Разговоры с Гете - Иоганн Петер Эккерман
Шиллер никогда много не пил, да и вообще был очень умерен, но в минуты физической слабости пытался подкрепить свои силы ликером или еще каким-нибудь спиртным напитком, что плохо отзывалось на его здоровье и, я бы сказал, даже на его произведениях. Ибо то, что наши умники порицают в них, по-моему, только этим и объясняется.
Отдельные места, которые, по их мнению, недостаточно «верны», я бы назвал патологическими, так как Шиллер писал их в дни, когда ему недоставало сил, чтобы найти подлинно убедительные мотивы. Я высоко ставлю категорический императив, знаю, сколько хорошего может от него произойти, но и здесь необходимо знать меру, в противном случае идея идеальной свободы ни к чему доброму не приведет.

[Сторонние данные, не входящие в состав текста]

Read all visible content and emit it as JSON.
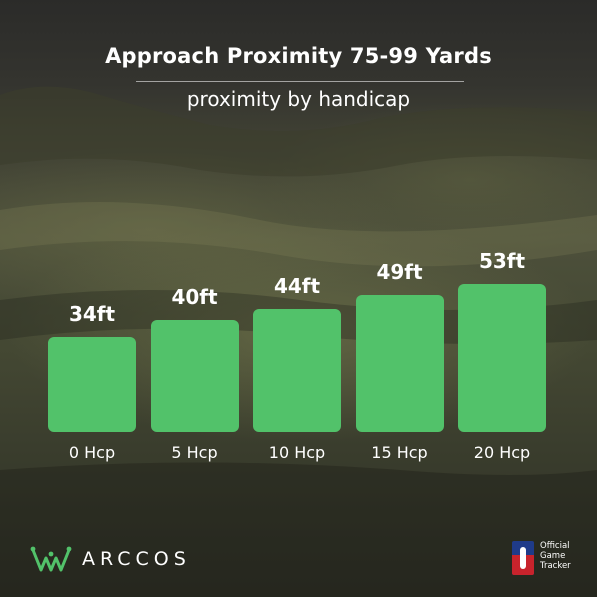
{
  "chart_data": {
    "type": "bar",
    "title": "Approach Proximity 75-99 Yards",
    "subtitle": "proximity by handicap",
    "categories": [
      "0 Hcp",
      "5 Hcp",
      "10 Hcp",
      "15 Hcp",
      "20 Hcp"
    ],
    "values": [
      34,
      40,
      44,
      49,
      53
    ],
    "data_labels": [
      "34ft",
      "40ft",
      "44ft",
      "49ft",
      "53ft"
    ],
    "unit": "ft",
    "bar_color": "#52c26a",
    "grid": false,
    "legend": "none"
  },
  "brand": {
    "logo_icon": "crown-icon",
    "name": "ARCCOS"
  },
  "badge": {
    "icon": "pga-tour-shield-icon",
    "line1": "Official",
    "line2": "Game",
    "line3": "Tracker"
  }
}
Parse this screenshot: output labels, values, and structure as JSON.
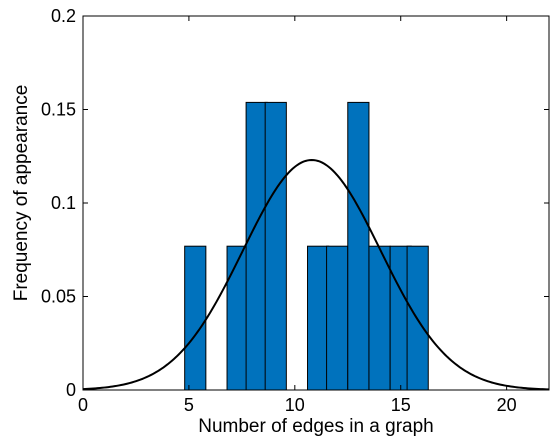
{
  "chart_data": {
    "type": "bar",
    "title": "",
    "xlabel": "Number of edges in a graph",
    "ylabel": "Frequency of appearance",
    "xlim": [
      0,
      22
    ],
    "ylim": [
      0,
      0.2
    ],
    "xticks": [
      0,
      5,
      10,
      15,
      20
    ],
    "xtick_labels": [
      "0",
      "5",
      "10",
      "15",
      "20"
    ],
    "yticks": [
      0,
      0.05,
      0.1,
      0.15,
      0.2
    ],
    "ytick_labels": [
      "0",
      "0.05",
      "0.1",
      "0.15",
      "0.2"
    ],
    "grid": false,
    "bar_color": "#0072BD",
    "bar_edge_color": "#000000",
    "bar_width": 1,
    "bars": [
      {
        "x": 5.3,
        "value": 0.0769
      },
      {
        "x": 7.3,
        "value": 0.0769
      },
      {
        "x": 8.2,
        "value": 0.1538
      },
      {
        "x": 9.1,
        "value": 0.1538
      },
      {
        "x": 11.1,
        "value": 0.0769
      },
      {
        "x": 12.0,
        "value": 0.0769
      },
      {
        "x": 13.0,
        "value": 0.1538
      },
      {
        "x": 14.0,
        "value": 0.0769
      },
      {
        "x": 15.0,
        "value": 0.0769
      },
      {
        "x": 15.8,
        "value": 0.0769
      }
    ],
    "fit_curve": {
      "type": "normal",
      "color": "#000000",
      "mean": 10.8,
      "std": 3.25,
      "peak": 0.123
    }
  }
}
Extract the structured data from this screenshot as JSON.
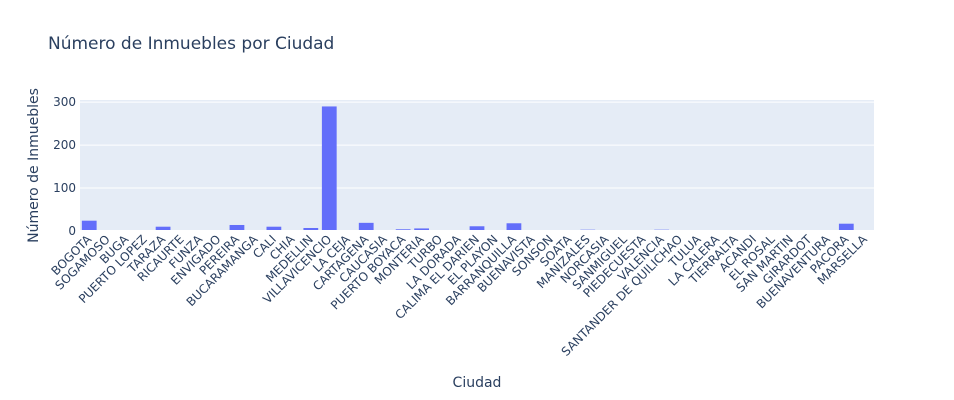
{
  "chart_data": {
    "type": "bar",
    "title": "Número de Inmuebles por Ciudad",
    "xlabel": "Ciudad",
    "ylabel": "Número de Inmuebles",
    "ylim": [
      0,
      305
    ],
    "yticks": [
      0,
      100,
      200,
      300
    ],
    "grid": true,
    "bar_color": "#636efa",
    "plot_bg": "#e5ecf6",
    "categories": [
      "BOGOTA",
      "SOGAMOSO",
      "BUGA",
      "PUERTO LOPEZ",
      "TARAZA",
      "RICAURTE",
      "FUNZA",
      "ENVIGADO",
      "PEREIRA",
      "BUCARAMANGA",
      "CALI",
      "CHIA",
      "MEDELLIN",
      "VILLAVICENCIO",
      "LA CEJA",
      "CARTAGENA",
      "CAUCASIA",
      "PUERTO BOYACA",
      "MONTERIA",
      "TURBO",
      "LA DORADA",
      "CALIMA EL DARIEN",
      "EL PLAYON",
      "BARRANQUILLA",
      "BUENAVISTA",
      "SONSON",
      "SOATA",
      "MANIZALES",
      "NORCASIA",
      "SANMIGUEL",
      "PIEDECUESTA",
      "VALENCIA",
      "SANTANDER DE QUILICHAO",
      "TULUA",
      "LA CALERA",
      "TIERRALTA",
      "ACANDI",
      "EL ROSAL",
      "SAN MARTIN",
      "GIRARDOT",
      "BUENAVENTURA",
      "PACORA",
      "MARSELLA"
    ],
    "values": [
      24,
      1,
      1,
      1,
      10,
      1,
      1,
      1,
      14,
      2,
      10,
      1,
      7,
      290,
      1,
      19,
      1,
      4,
      6,
      1,
      1,
      11,
      1,
      18,
      1,
      2,
      1,
      3,
      1,
      1,
      1,
      3,
      2,
      1,
      1,
      1,
      2,
      1,
      1,
      2,
      1,
      17,
      1
    ]
  }
}
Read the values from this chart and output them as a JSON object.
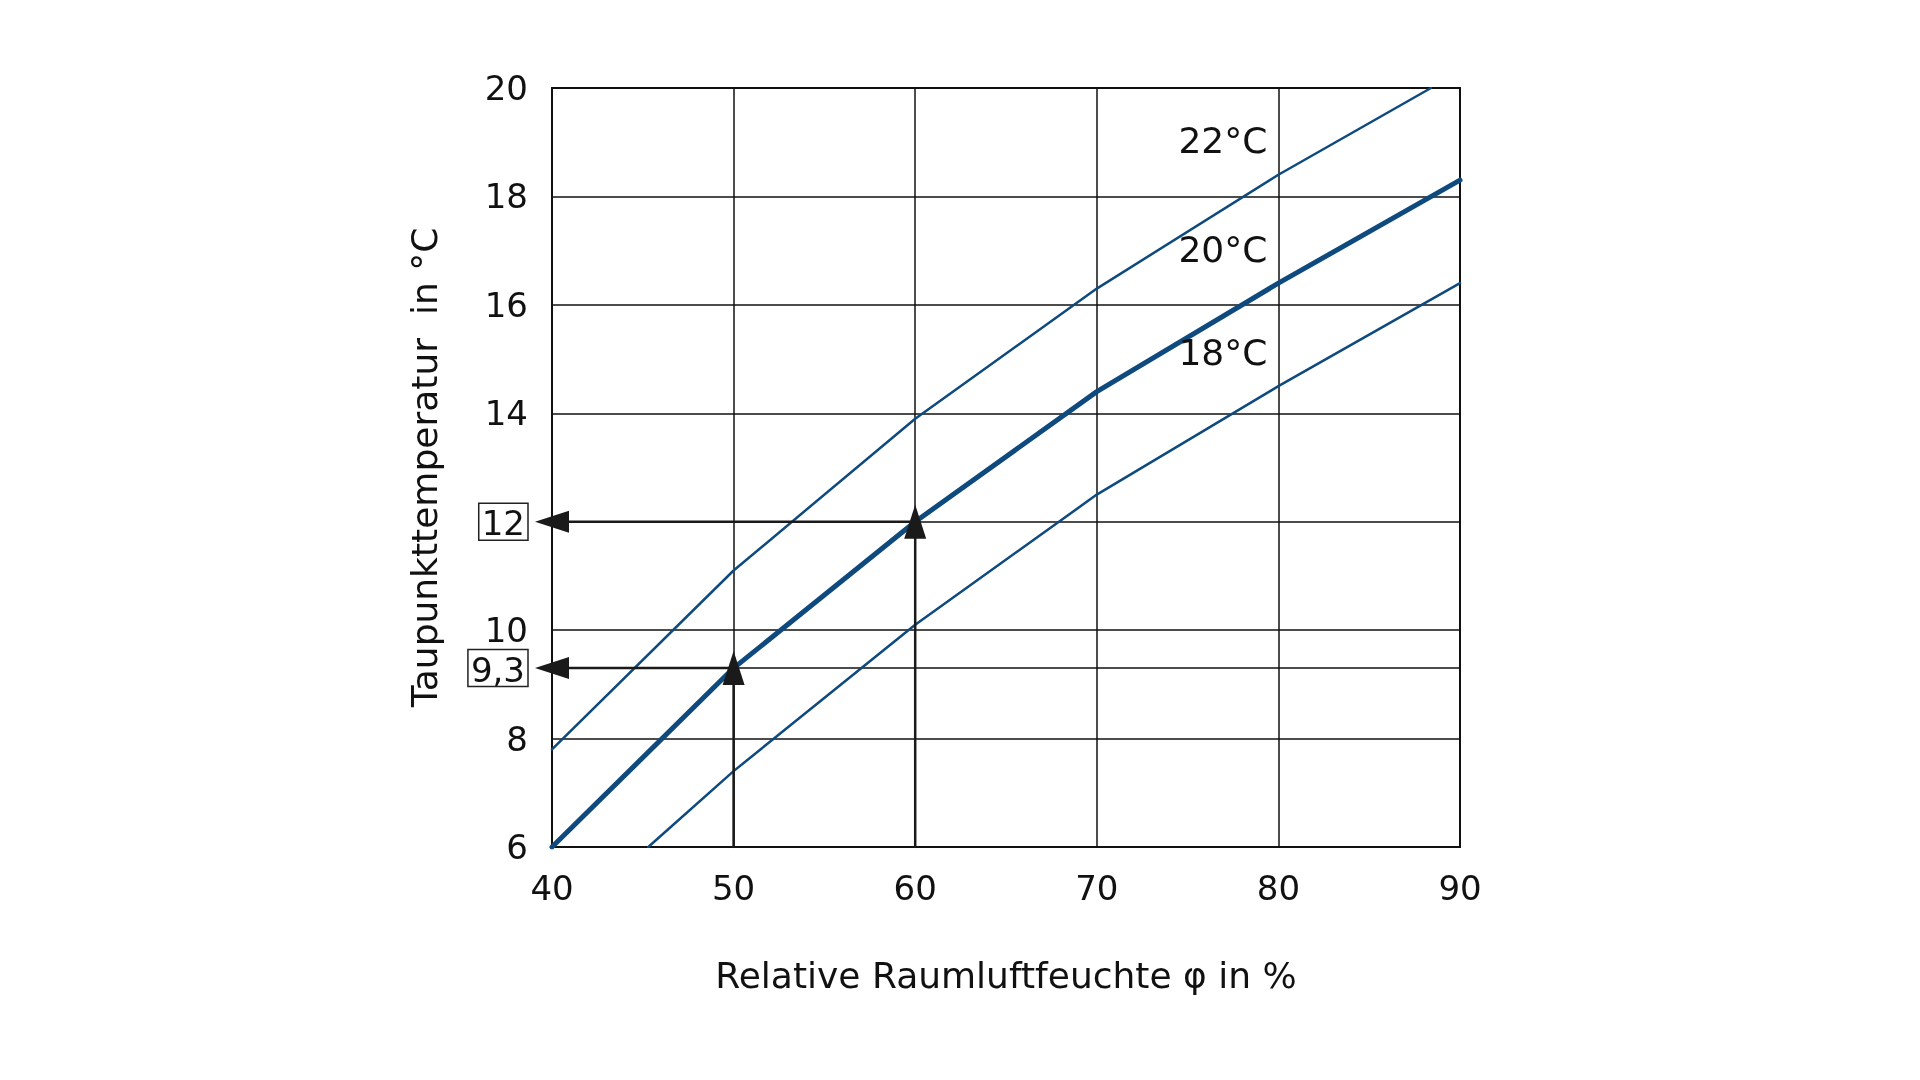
{
  "chart_data": {
    "type": "line",
    "xlabel": "Relative Raumluftfeuchte φ in %",
    "ylabel": "Taupunkttemperatur  in °C",
    "xlim": [
      40,
      90
    ],
    "xticks": [
      40,
      50,
      60,
      70,
      80,
      90
    ],
    "ylim": [
      6,
      20
    ],
    "yticks": [
      6,
      8,
      {
        "value": 9.3,
        "label": "9,3"
      },
      10,
      12,
      14,
      16,
      18,
      20
    ],
    "grid": true,
    "marker": "none",
    "legend": false,
    "series": [
      {
        "name": "22°C",
        "color": "#0f4a7e",
        "x": [
          40,
          50,
          60,
          70,
          80,
          88.4
        ],
        "values": [
          7.8,
          11.1,
          13.9,
          16.3,
          18.4,
          20.0
        ]
      },
      {
        "name": "20°C",
        "color": "#0f4a7e",
        "x": [
          40,
          50,
          60,
          70,
          80,
          90
        ],
        "values": [
          6.0,
          9.3,
          12.0,
          14.4,
          16.4,
          18.3
        ]
      },
      {
        "name": "18°C",
        "color": "#0f4a7e",
        "x": [
          45.3,
          50,
          60,
          70,
          80,
          90
        ],
        "values": [
          6.0,
          7.4,
          10.1,
          12.5,
          14.5,
          16.4
        ]
      },
      {
        "color": "#1a1a1a",
        "marker": "triangle",
        "x": [
          60,
          60,
          40
        ],
        "values": [
          6,
          12,
          12
        ]
      },
      {
        "color": "#1a1a1a",
        "marker": "triangle",
        "x": [
          50,
          50,
          40
        ],
        "values": [
          6,
          9.3,
          9.3
        ]
      }
    ]
  }
}
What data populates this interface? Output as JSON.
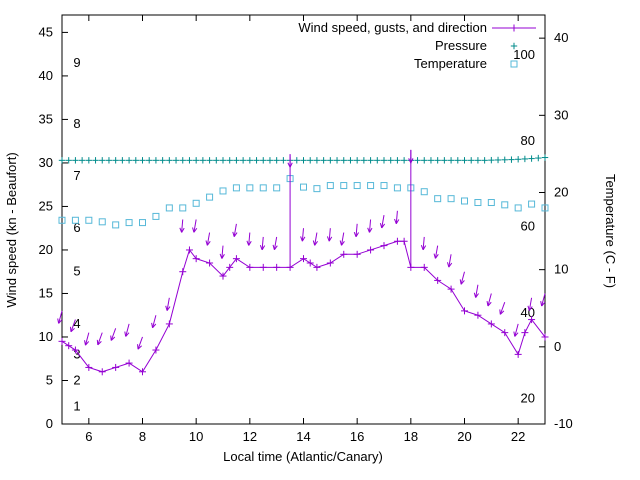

В этих интереснейших его высказываниях, в разговорах о лорде Байроне и прославленных немецких литераторах, которым Шиллер предпочитал Коцебу, говоря, что тот-де хоть продуктивен, быстро прошли вечерние часы, и Гёте дал мне с собой «Новеллу», чтобы дома, в тиши, я мог внимательно перечитать ее.
Как создается мировая литература
Среда, 31 января 1827 г.
Обедал у Гёте.
– За те дни, что мы не виделись, – сказал он, – я многое прочитал, и прежде всего китайский роман, показавшийся мне весьма примечательным, он и сейчас меня занимает.
– Китайский роман? – переспросил я. – Наверно, это нечто очень чуждое нам.
– В меньшей степени, чем можно было предположить, – сказал Гёте. – Люди там мыслят, действуют и чувствуют почти так же, как мы, и вскоре тебе начинает казаться, что и ты из их числа, только что у них все происходящее яснее, чище и нравственнее, чем у нас. Все у них разумно, по-бюргерски, без больших страстей и поэтических взлетов, это сходствует с моим «Германом и Доротеей», а также с английскими романами Ричардсона. Но есть и существенное различие: у китайцев внешняя природа живет бок о бок с человеком. Все время слышно, как плещутся в пруду золотые рыбки, птицы непрестанно щебечут в ветвях деревьев, день неизменно весел и солнечен, ночь всегда ясна. В этом романе много говорится о луне, но луна не видоизменяет ландшафт, от ее сияния ночь так же светла, как день. Внутри домов все изящно и мило, как на китайских картинках. К примеру: «Услышав смех прелестных девушек, я пошел взглянуть на них, они сидели на тростниковых стульях». Вот вам очаровательная ситуация, ведь тростниковые стулья вызывают представление о легкости и миниатюрности. А несметное количество легенд, что сопутствуют рассказу, как бы заменяя собою наши пословицы! О девушке, например, говорится: ножки у нее такие легкие и маленькие, что она может раскачиваться на цветке, не обломив его. А о молодом человеке: он вел себя так примерно и храбро, что на тридцатом году удостоился чести говорить с императором. Дальше рассказывается о влюбленных: долго общаясь друг с другом, они выказали такую воздержанность, что однажды, когда им пришлось ночевать в одной комнате, всю ночь провели в разговорах, но так и не прикоснулись друг к другу. Великое множество подобных легенд, повествующих о нравственном и благопристойном. Но именно благодаря этой суровой умеренности Китайская империя существует уже много тысячелетий и будет существовать и впредь.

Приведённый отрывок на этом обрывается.